Aufschub des EU-Lieferkettengesetzes: Europaparlament stimmt für Eilverfahren

In der Debatte um eine Verschiebung des europäischen Lieferkettengesetzes hat das Europaparlament für ein Eilverfahren gestimmt. Zusätzliche Beratungen in den Ausschüssen des Parlaments fallen mit der Entscheidung am Dienstag in Straßburg weg. Die Abgeordneten sollen nun bereits am Donnerstag endgültig über die Verschiebung um ein Jahr abstimmen.
Eigentlich will die EU mit dem Lieferkettengesetz Unternehmen mit mehr als 1000 Beschäftigten für Menschenrechtsverletzungen und Umweltverschmutzung in ihrer Produktion in die Pflicht nehmen. Die EU-Kommission hatte Ende Februar vorgeschlagen, den ersten Stichtag für die Umsetzung um ein Jahr auf den 26. Juli 2028 zu verschieben. ein Jahr später soll das Gesetz dann voll greifen.
In diesem Zuge will die Kommission auch ein Gesetz zur Nachhaltigkeitsberichtserstattung in Unternehmen um zwei Jahre verschieben. Auch in diesem Fall stimmte das Europaparlament am Dienstag für ein Eilverfahren, weitere Beratungen fallen also weg. Die Entscheidung über den Aufschub soll ebenfalls am Donnerstag fallen.
In Straßburg stimmten die Abgeordneten der Europäischen Volkspartei (EVP) um CDU und CSU, der Liberalen und des Rechtsaußen-Lagers für das Eilverfahren. Sozialdemokraten, Grüne und Linke stimmten nahezu geschlossen dagegen. Insgesamt sprachen sich von den 662 anwesenden Abgeordneten 427 für das Eilverfahren aus.
Kommissionspräsidentin Ursula von der Leyen hatte zuvor versucht, eine Mehrheit aus EVP, Liberalen und Sozialdemokraten für ihren Vorschlag zu gewinnen. Letzte Verhandlungen am Montagabend scheiterten, die drei Fraktionen wollen mit Blick auf die folgende Abstimmung am Donnerstag aber weiter an einem Kompromiss arbeiten.

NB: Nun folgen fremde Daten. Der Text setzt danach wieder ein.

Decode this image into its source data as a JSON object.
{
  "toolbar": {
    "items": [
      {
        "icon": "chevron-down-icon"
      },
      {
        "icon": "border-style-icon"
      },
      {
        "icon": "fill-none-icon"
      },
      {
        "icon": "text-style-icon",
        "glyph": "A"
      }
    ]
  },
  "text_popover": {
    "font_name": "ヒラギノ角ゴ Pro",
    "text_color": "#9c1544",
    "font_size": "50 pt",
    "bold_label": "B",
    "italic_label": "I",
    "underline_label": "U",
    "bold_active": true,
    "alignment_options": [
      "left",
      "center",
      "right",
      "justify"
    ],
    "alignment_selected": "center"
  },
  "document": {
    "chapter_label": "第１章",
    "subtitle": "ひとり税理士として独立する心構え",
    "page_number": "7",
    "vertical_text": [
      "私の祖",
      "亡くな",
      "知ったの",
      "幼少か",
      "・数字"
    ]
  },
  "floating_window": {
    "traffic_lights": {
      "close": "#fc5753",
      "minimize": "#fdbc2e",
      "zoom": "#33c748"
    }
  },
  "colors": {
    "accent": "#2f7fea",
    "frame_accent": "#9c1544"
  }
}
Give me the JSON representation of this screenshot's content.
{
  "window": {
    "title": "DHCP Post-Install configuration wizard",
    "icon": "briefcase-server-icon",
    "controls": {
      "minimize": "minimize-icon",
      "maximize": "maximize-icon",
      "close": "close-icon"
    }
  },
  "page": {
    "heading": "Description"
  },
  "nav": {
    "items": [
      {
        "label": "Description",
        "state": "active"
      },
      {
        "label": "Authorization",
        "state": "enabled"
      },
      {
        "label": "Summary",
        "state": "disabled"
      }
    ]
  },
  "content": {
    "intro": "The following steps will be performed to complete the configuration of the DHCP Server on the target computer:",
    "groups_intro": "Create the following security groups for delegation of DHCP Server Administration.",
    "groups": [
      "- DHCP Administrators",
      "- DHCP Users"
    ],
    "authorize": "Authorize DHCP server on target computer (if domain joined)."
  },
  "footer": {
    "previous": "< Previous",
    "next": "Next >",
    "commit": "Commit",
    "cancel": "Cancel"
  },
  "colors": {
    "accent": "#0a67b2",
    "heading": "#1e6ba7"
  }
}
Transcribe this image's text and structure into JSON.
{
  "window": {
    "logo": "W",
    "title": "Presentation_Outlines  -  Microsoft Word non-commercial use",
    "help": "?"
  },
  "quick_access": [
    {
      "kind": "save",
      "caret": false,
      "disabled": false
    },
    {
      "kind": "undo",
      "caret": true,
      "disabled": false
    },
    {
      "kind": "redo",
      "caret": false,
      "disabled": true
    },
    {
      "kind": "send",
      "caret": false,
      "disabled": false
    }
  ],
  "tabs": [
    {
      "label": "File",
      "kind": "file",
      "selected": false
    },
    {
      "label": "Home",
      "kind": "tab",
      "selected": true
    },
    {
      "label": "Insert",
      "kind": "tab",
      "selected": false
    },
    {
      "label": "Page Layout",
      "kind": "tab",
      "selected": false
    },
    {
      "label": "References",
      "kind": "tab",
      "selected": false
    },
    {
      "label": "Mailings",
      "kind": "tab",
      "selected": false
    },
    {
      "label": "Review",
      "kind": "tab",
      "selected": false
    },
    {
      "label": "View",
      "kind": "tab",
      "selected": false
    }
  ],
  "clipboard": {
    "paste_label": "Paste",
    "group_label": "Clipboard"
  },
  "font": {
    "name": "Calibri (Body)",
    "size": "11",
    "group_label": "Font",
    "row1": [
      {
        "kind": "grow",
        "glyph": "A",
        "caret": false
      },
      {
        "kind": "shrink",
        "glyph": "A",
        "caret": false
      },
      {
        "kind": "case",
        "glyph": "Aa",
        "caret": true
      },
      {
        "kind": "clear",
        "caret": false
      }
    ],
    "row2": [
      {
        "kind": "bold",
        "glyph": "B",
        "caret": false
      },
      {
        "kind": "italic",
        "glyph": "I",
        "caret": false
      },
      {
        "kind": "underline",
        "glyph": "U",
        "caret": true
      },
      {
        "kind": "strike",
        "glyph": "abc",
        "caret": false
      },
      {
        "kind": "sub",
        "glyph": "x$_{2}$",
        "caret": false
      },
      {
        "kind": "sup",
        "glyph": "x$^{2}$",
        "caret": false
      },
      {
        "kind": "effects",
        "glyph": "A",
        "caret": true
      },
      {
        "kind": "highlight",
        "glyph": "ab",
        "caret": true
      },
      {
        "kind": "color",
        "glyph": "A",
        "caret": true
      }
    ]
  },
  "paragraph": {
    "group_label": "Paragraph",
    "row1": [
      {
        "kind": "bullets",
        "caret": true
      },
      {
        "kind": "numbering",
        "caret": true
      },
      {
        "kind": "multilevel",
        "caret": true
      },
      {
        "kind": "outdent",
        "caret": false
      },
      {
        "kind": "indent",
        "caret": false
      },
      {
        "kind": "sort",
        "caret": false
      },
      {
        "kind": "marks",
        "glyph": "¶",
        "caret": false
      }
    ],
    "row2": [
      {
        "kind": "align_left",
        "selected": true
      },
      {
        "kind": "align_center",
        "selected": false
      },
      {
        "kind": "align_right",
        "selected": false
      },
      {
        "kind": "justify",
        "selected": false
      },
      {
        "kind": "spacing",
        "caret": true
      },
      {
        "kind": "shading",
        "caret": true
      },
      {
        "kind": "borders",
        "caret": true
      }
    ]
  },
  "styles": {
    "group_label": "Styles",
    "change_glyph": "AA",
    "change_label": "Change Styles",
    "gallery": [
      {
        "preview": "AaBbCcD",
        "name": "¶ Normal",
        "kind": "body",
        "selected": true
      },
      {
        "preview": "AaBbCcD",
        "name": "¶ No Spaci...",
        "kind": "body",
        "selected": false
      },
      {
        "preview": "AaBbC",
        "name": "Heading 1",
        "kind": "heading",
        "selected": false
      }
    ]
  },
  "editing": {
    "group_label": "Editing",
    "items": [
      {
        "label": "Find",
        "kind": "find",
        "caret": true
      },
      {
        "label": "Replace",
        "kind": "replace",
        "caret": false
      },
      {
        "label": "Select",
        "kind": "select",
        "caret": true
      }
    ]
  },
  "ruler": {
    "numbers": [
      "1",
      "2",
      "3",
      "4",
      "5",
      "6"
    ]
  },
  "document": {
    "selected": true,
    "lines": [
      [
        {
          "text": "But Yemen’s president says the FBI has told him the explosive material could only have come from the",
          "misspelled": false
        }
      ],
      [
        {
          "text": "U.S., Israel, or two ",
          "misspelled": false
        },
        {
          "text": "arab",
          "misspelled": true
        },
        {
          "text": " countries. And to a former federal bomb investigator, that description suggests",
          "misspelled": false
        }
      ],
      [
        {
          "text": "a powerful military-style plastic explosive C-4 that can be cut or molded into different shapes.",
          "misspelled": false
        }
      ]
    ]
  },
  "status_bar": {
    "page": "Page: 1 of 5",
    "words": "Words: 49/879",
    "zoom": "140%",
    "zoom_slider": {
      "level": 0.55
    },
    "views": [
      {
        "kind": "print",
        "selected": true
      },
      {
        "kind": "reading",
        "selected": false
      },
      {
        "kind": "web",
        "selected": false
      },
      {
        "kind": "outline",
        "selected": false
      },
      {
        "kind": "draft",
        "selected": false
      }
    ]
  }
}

Mit den Plänen für einen Aufschub hatte die EU-Kommission auf massiven Druck aus der Wirtschaft reagiert. Darüber hinaus sind weitere Lockerungen der betroffenen Gesetze geplant, über die das das Europaparlament und die 27 EU-Länder in den kommenden Wochen und Monaten verhandeln müssen. So soll das Lieferkettengesetz deutlich abgeschwächt werden.
Die betroffenen Firmen sollen nicht mehr in ihrer gesamten Lieferkette die Einhaltung von Menschenrechten und Umweltstandards sicherstellen müssen, sondern nur noch bei ihren direkten Zulieferern. Ein Nachweis dafür würde den Vorschlägen zufolge nicht mehr jährlich, sondern nur noch alle fünf Jahre fällig. Die Kommission will zudem eine EU-weite zivilrechtliche Haftung für Verstöße gegen die Vorgaben einschränken.